The data obtained by BBC Scotland also revealed other issues including downloading and locating footage, the charging of devices, broken camera mounts, and one camera which was found by officers to be recording audio at all times even when it was not activated to record.

However, Ch Insp Topping said the impact of the reported faults was marginal, and that the majority of the issues were down to user error or computers rather than the cameras themselves.

He said: "Our computers run 24/ sometimes what happens is a computer needs a reboot".

"And that's why there's been some recorded issues because we've asked officers to make sure they record any issues."

However, the increase in reports, and the revelation that the same issues are repeatedly encountered by the same officers, suggest a reboot may not always be the solution.

One officer reported that "the body worn video system based at Fraserburgh Police Office is inoperative".

The officer said: "All cameras are in the charging base but none are registering as being there and no footage can be accessed.

"We have re-set the system but still nothing."

Infrastructural and funding challenges

Ch Insp Topping added that many of the devices were now more than four years old.

He said: "So they're coming to the end of their lifetime cycle, and we're in the process of refreshing a number at the moment because the battery for some is not holding a charge.

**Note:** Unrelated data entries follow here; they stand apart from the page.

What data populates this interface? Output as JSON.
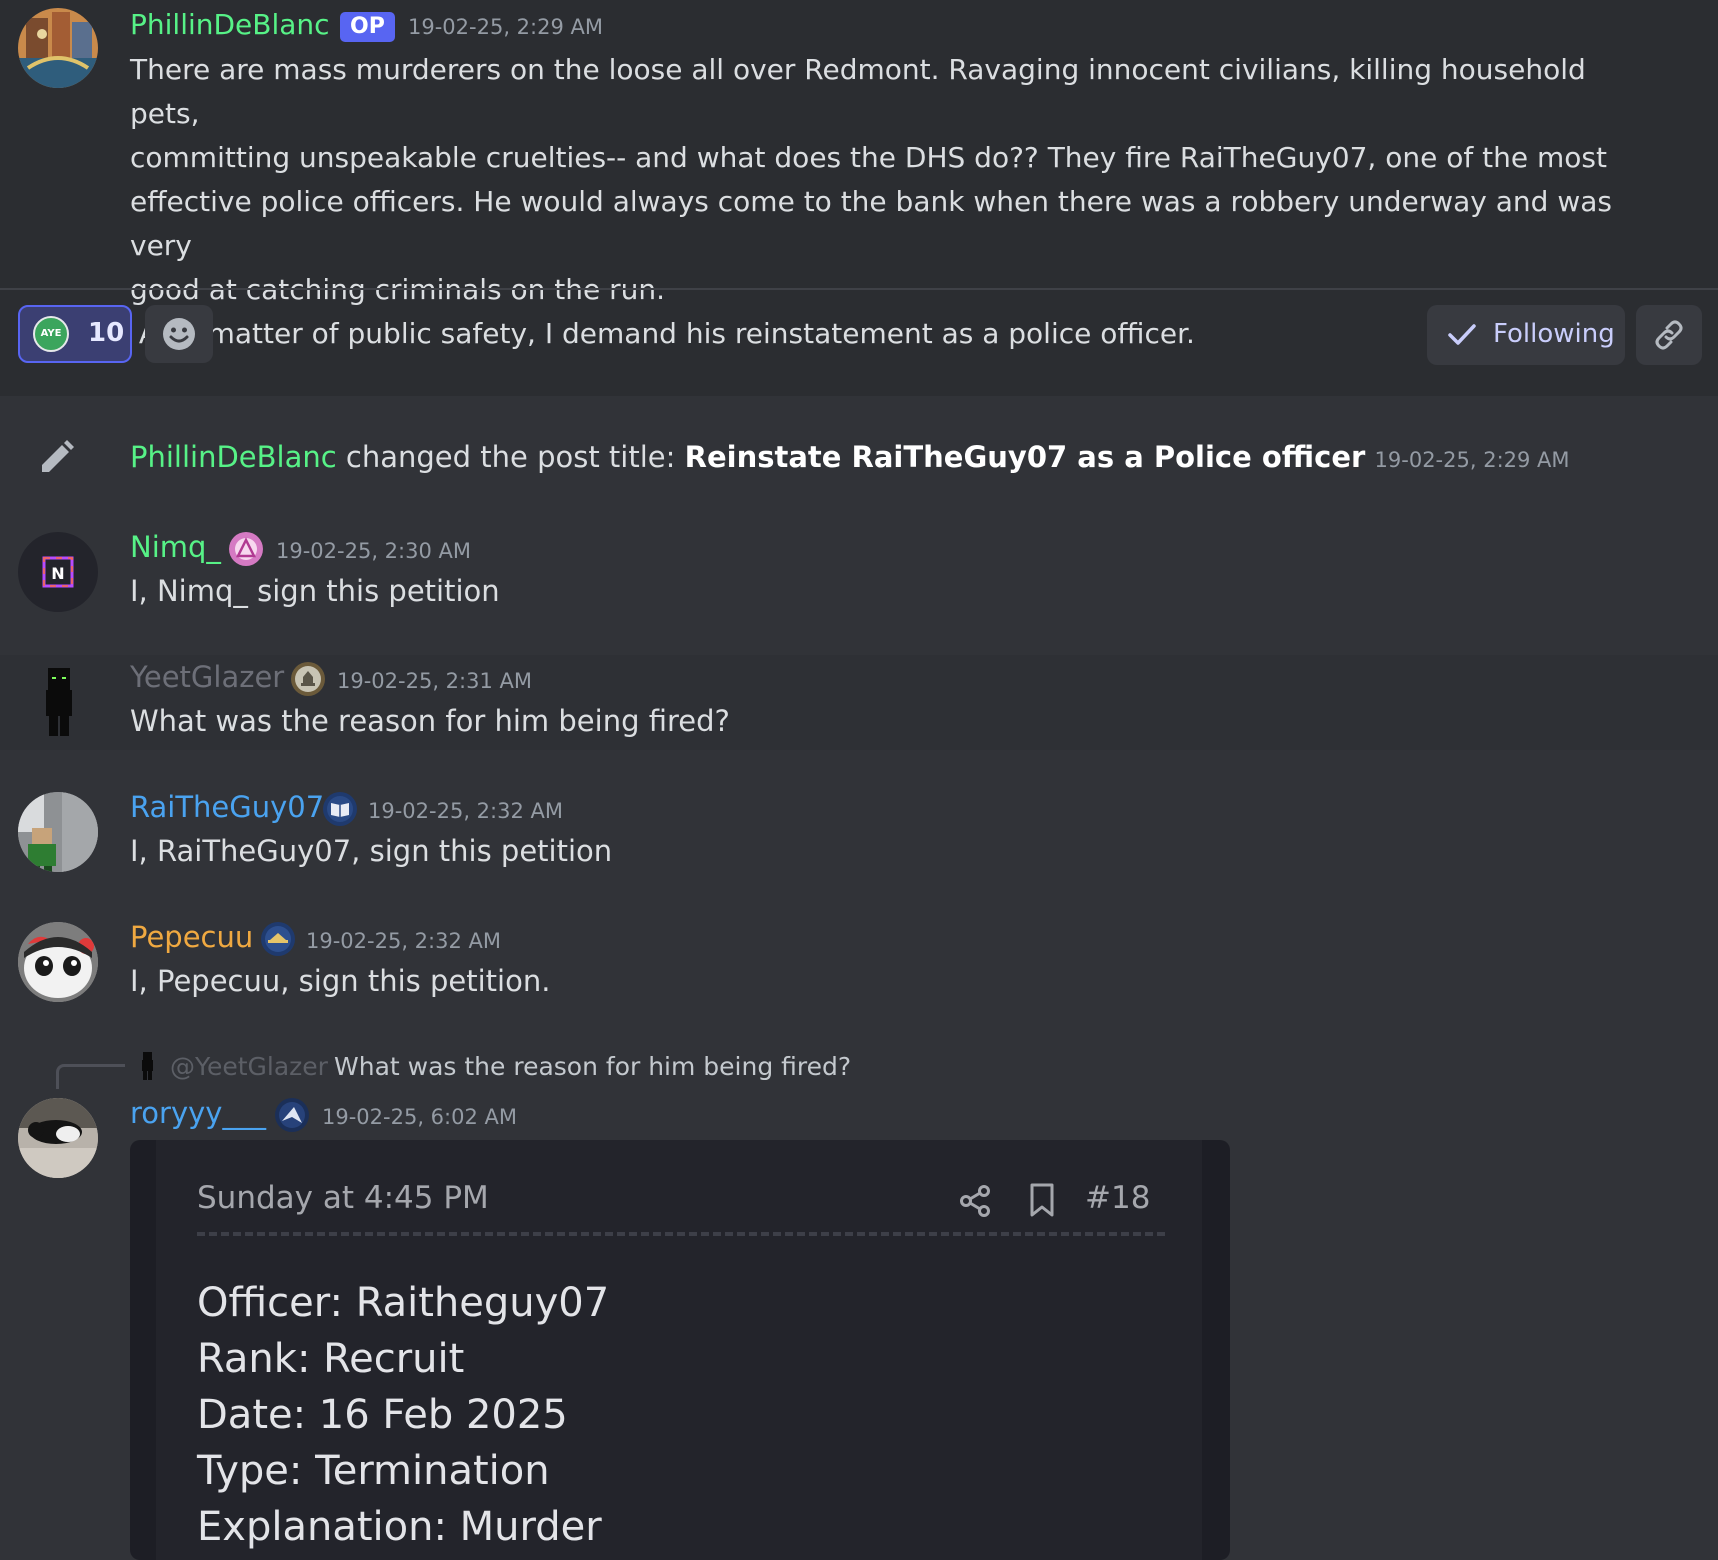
{
  "op": {
    "author": "PhillinDeBlanc",
    "badge": "OP",
    "timestamp": "19-02-25, 2:29 AM",
    "body_lines": [
      "There are mass murderers on the loose all over Redmont. Ravaging innocent civilians, killing household pets,",
      "committing unspeakable cruelties-- and what does the DHS do?? They fire RaiTheGuy07, one of the most",
      "effective police officers. He would always come to the bank when there was a robbery underway and was very",
      "good at catching criminals on the run.",
      " As a matter of public safety, I demand his reinstatement as a police officer."
    ]
  },
  "reactions": {
    "aye_icon_text": "AYE",
    "aye_count": "10",
    "follow_label": "Following"
  },
  "system_message": {
    "author": "PhillinDeBlanc",
    "action": " changed the post title: ",
    "new_title": "Reinstate RaiTheGuy07 as a Police officer",
    "timestamp": "19-02-25, 2:29 AM"
  },
  "messages": [
    {
      "author": "Nimq_",
      "timestamp": "19-02-25, 2:30 AM",
      "text": "I, Nimq_ sign this petition",
      "avatar_letter": "N"
    },
    {
      "author": "YeetGlazer",
      "timestamp": "19-02-25, 2:31 AM",
      "text": "What was the reason for him being fired?"
    },
    {
      "author": "RaiTheGuy07",
      "timestamp": "19-02-25, 2:32 AM",
      "text": "I, RaiTheGuy07, sign this petition"
    },
    {
      "author": "Pepecuu",
      "timestamp": "19-02-25, 2:32 AM",
      "text": "I, Pepecuu, sign this petition."
    },
    {
      "author": "roryyy___",
      "timestamp": "19-02-25, 6:02 AM",
      "reply_mention": "@YeetGlazer",
      "reply_text": "What was the reason for him being fired?"
    }
  ],
  "embed": {
    "date": "Sunday at 4:45 PM",
    "number": "#18",
    "lines": [
      "Officer: Raitheguy07",
      "Rank: Recruit",
      "Date: 16 Feb 2025",
      "Type: Termination",
      "Explanation: Murder"
    ]
  },
  "colors": {
    "background": "#313338",
    "op_background": "#2b2d31",
    "name_green": "#57f287",
    "name_blue": "#4aa3f0",
    "name_orange": "#f0a941",
    "name_gray": "#6d6f78",
    "accent": "#5865f2"
  }
}
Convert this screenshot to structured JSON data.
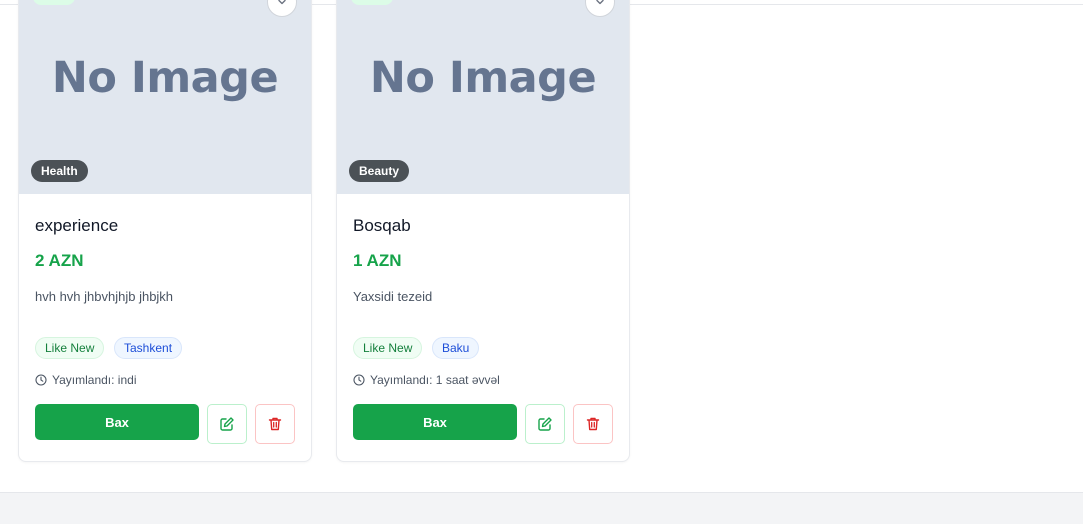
{
  "listings": [
    {
      "image_placeholder": "No Image",
      "category": "Health",
      "title": "experience",
      "price": "2 AZN",
      "description": "hvh hvh jhbvhjhjb jhbjkh",
      "condition": "Like New",
      "location": "Tashkent",
      "posted": "Yayımlandı: indi",
      "view_label": "Bax"
    },
    {
      "image_placeholder": "No Image",
      "category": "Beauty",
      "title": "Bosqab",
      "price": "1 AZN",
      "description": "Yaxsidi tezeid",
      "condition": "Like New",
      "location": "Baku",
      "posted": "Yayımlandı: 1 saat əvvəl",
      "view_label": "Bax"
    }
  ],
  "icons": {
    "favorite": "chevron-down-icon",
    "clock": "clock-icon",
    "edit": "edit-icon",
    "delete": "trash-icon"
  },
  "colors": {
    "accent": "#16a34a",
    "danger": "#dc2626",
    "placeholder_bg": "#e1e7ef",
    "category_badge": "#4b5156"
  }
}
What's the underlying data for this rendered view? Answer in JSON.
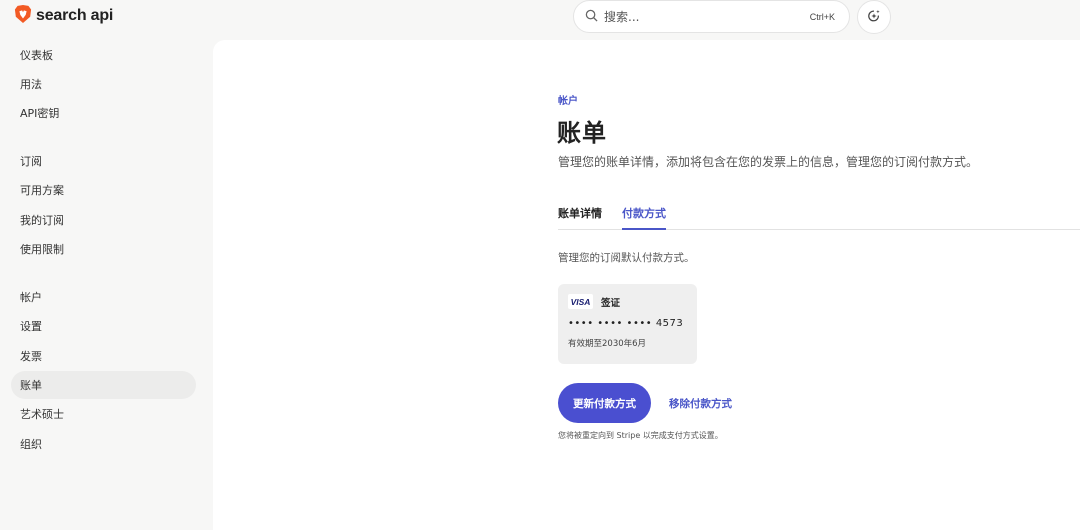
{
  "app": {
    "brand": "search api"
  },
  "search": {
    "placeholder": "搜索...",
    "shortcut": "Ctrl+K"
  },
  "sidebar": {
    "items": [
      {
        "label": "仪表板"
      },
      {
        "label": "用法"
      },
      {
        "label": "API密钥"
      },
      {
        "label": "订阅"
      },
      {
        "label": "可用方案"
      },
      {
        "label": "我的订阅"
      },
      {
        "label": "使用限制"
      },
      {
        "label": "帐户"
      },
      {
        "label": "设置"
      },
      {
        "label": "发票"
      },
      {
        "label": "账单",
        "active": true
      },
      {
        "label": "艺术硕士"
      },
      {
        "label": "组织"
      }
    ]
  },
  "main": {
    "section": "帐户",
    "title": "账单",
    "description": "管理您的账单详情，添加将包含在您的发票上的信息，管理您的订阅付款方式。",
    "tabs": [
      {
        "label": "账单详情"
      },
      {
        "label": "付款方式",
        "active": true
      }
    ],
    "payment": {
      "description": "管理您的订阅默认付款方式。",
      "card": {
        "network_logo": "VISA",
        "brand": "签证",
        "number": "•••• •••• •••• 4573",
        "expiry": "有效期至2030年6月"
      },
      "update_button": "更新付款方式",
      "remove_button": "移除付款方式",
      "note": "您将被重定向到 Stripe 以完成支付方式设置。"
    }
  },
  "colors": {
    "accent": "#4a4fd0",
    "link": "#4a56c8",
    "brand_lion": "#f25a24"
  },
  "icons": {
    "logo": "brave-lion-icon",
    "search": "search-icon",
    "ai": "ai-sparkle-icon"
  }
}
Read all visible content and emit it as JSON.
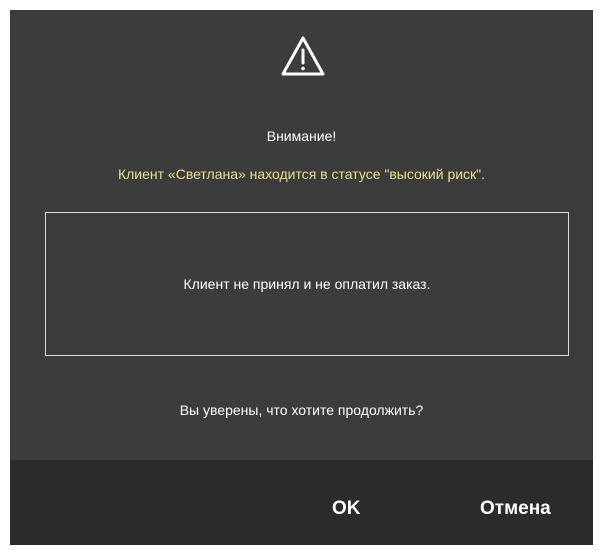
{
  "dialog": {
    "icon": "warning-triangle-icon",
    "title": "Внимание!",
    "subtitle": "Клиент «Светлана» находится в статусе \"высокий риск\".",
    "subtitle_color": "#e6e08a",
    "message": "Клиент не принял и не оплатил заказ.",
    "question": "Вы уверены, что хотите продолжить?",
    "ok_label": "OK",
    "cancel_label": "Отмена",
    "background_color": "#3c3c3c",
    "footer_color": "#2b2b2b"
  }
}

"So the actual issues with the BWVs has been minor because we've deployed these tens of thousands of times across four years."

But Andrea MacDonald, chairwoman of the Scottish Police Federation, said there were concerns over a national deployment of the system, as well as its integration with the rest of the criminal justice system.

She said: "[We] are largely supportive of anything that could help our members welfare and to protect them and the public...however what concerns us just now is that we have serious issues with our IT infrastructure, and we just don't think it's capable of supporting body-worn cameras at the present time.

"And the finances required will be a large sum of money which again, in the current cash-strapped situation, we're concerned that the service don't have the funding for it."

Sir Stephen House, the force's former chief constable, told the Scottish Police Authority in June 2015 that "the cost would be more than several million pounds to roll out body worn cameras across the force and the money was not available at the present time".

The adoption of the devices by the Metropolitan Police last October is costing the London force approximately £1m a year.

And at a time of a £200m financial gap, Police Scotland confirmed no new cameras have been purchased since April 2013.